ただ、ワンピース自体はふんわり膨らむ作りではなく、わりと平面的な裁断になっているので、骨格によってはちょっとフィット感が気になる子もいるみたいですね」

こぐま
「なるほど…!メイド服の作りといえば“新人メイド服のスカート丈が一番短い”ってよく聞くんですけど、本当ですか?」

ことみさん
「型紙上は、見習いメイド服と同じはずなんですよ。ただ、なぜか新人メイド服のほうが短く見えるんです。不思議ですよね(笑)。見習い服は裾にフリルがついている分、全体のバランスで少し長く見えるのかもしれません。あとは、生産ロットによる微妙な違いもあるので、そこも影響しているかも…」

こぐま
「丈の長さに違いはないことは、5年以上お給仕しているのに初耳です…(笑)新人メイド服はフリルがついていない分、全体的に軽やかですよね」

ことみさん
「そうですね!その分メイド服の中でも、洗濯後はいちばん乾きやすいんじゃないかなと思います(笑)」

こぐま
「たしかに!(笑)新人メイド服に限らず、布地自体も乾きやすいですよね。
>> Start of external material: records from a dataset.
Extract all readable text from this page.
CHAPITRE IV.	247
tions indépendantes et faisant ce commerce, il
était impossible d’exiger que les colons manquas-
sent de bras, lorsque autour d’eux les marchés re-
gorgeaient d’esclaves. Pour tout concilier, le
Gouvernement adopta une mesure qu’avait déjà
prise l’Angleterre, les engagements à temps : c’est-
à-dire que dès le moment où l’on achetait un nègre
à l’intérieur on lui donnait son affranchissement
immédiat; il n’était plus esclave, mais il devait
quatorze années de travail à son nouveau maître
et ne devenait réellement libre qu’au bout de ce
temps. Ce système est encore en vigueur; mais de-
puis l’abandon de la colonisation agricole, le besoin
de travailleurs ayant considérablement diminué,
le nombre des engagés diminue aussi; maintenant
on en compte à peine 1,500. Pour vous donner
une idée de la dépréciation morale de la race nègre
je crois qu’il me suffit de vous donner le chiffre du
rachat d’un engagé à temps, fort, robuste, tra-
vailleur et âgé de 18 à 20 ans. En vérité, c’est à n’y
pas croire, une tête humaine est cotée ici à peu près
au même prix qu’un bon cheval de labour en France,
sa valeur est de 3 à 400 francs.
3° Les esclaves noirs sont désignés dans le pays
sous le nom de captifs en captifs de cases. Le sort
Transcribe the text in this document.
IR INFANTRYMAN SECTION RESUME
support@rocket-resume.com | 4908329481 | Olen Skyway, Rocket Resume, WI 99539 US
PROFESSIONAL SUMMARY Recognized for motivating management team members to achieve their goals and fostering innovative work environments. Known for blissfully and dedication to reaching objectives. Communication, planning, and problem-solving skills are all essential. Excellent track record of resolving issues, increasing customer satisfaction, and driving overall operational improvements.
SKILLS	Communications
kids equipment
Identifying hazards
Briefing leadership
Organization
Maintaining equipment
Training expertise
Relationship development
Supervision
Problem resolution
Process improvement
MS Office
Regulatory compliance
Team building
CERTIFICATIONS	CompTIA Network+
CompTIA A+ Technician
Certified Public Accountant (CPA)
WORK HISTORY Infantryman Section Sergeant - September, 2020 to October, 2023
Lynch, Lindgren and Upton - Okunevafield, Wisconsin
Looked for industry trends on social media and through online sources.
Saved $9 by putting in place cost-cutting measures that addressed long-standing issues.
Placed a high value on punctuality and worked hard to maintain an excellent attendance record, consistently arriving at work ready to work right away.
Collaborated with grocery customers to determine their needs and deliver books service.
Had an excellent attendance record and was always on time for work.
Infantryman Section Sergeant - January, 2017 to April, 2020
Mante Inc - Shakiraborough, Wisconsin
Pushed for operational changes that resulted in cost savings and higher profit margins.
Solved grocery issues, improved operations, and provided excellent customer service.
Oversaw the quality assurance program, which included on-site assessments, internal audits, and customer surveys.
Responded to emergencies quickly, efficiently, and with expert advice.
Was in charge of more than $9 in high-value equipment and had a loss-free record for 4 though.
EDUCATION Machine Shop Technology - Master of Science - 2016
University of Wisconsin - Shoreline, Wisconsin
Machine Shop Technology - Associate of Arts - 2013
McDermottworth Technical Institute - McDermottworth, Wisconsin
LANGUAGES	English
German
急いで洗濯してもすぐ乾くから助かります」

ことみさん
「あと、動きやすさの視点からいうと、裁断の違いもポイントです。新人メイド服や見習いメイド服は平面的な裁断なのに対して、正メイド服は立体的な裁断になっていて、身体にフィットしやすいんです」

こぐま
「確かに実際、新人メイド服と見習いメイド服は少し窮屈で、正メイド服は身体に沿う感じがあります…!あと、背中のリボンも、新人メイド服と正メイド服で全然ボリュームが違いますよね」

▲いちばん細く作られている、見習いメイド服の背中のリボン

ことみさん
「そうそう!正メイド服のリボンがいちばん幅広で華やか、見習いメイド服が細めでシャープな印象です。新人メイド服はその中間くらいのサイズ感なんですが、実はロットによって見習い服と同じ幅になることもあるんですよ(笑)」

こぐま
「えー、そうなんですか!?知らなかった!」

記事を執筆している私・こぐまは5年以上お給仕をしている、いわばベテランメイドですが、まだまだ知らないメイド服の秘密がたくさんありました。パッと見ただけでは気づきにくい細やかなディテールの違いに、あっとほぉーむカフェのメイド服の奥深さを感じます。

歴史も長く、妖精さんにもわからないことが多い新人メイド服。その軌跡を語り継ぐためにも、ことみさんは「これからもメイド服の歴史を学び続けたい」と語ってくれました。

編集後記

この記事を書いたのは…

本店5F【こぐま

私はメイドになって6年目を迎えましたが、初めて新人メイド服に袖を通した日のことは今でも鮮明に覚えています。最初にこのメイド服を着たのは、メイドになるための二次試験のとき。自撮りをしていいのかわからず、こっそり花園へ行って、ひそかに自撮りしたのも今では懐かしい思い出です。新人メイド服を着た自分は、いつもより少しだけかわいく見えて、不思議と自信が芽生えました。

新人メイドとしてお屋敷でお給仕を始めると、見習いメイドや正メイドの先輩たちが着るメイド服がとても輝いて見えました。
「私も早くあの制服を着こなせるメイドになりたい!」と憧れながら、日々お給仕に励んでいたのを覚えています。新人メイド服はシンプルなデザインだからこそ、フリルや装飾のある見習いメイド服や正メイド服への憧れが、より一層心に残っていたのだと思います。

でも、今こうして正メイドとして後輩メイドたちの成長を見守る立場になってみると、新人メイド服の初々しさやシンプルなかわいさ、そしてそこに込められた努力の軌跡に、改めて心が温かくなります。

新人メイド服は、メイドとして歩み始めたばかりの頃の、がんばりと成長の物語が詰まった一着。そのシンプルなデザインの中に、一人ひとりの努力や夢、憧れがぎゅっと込められている、かけがえのないメイド服なのだと、執筆を通して深く感じました。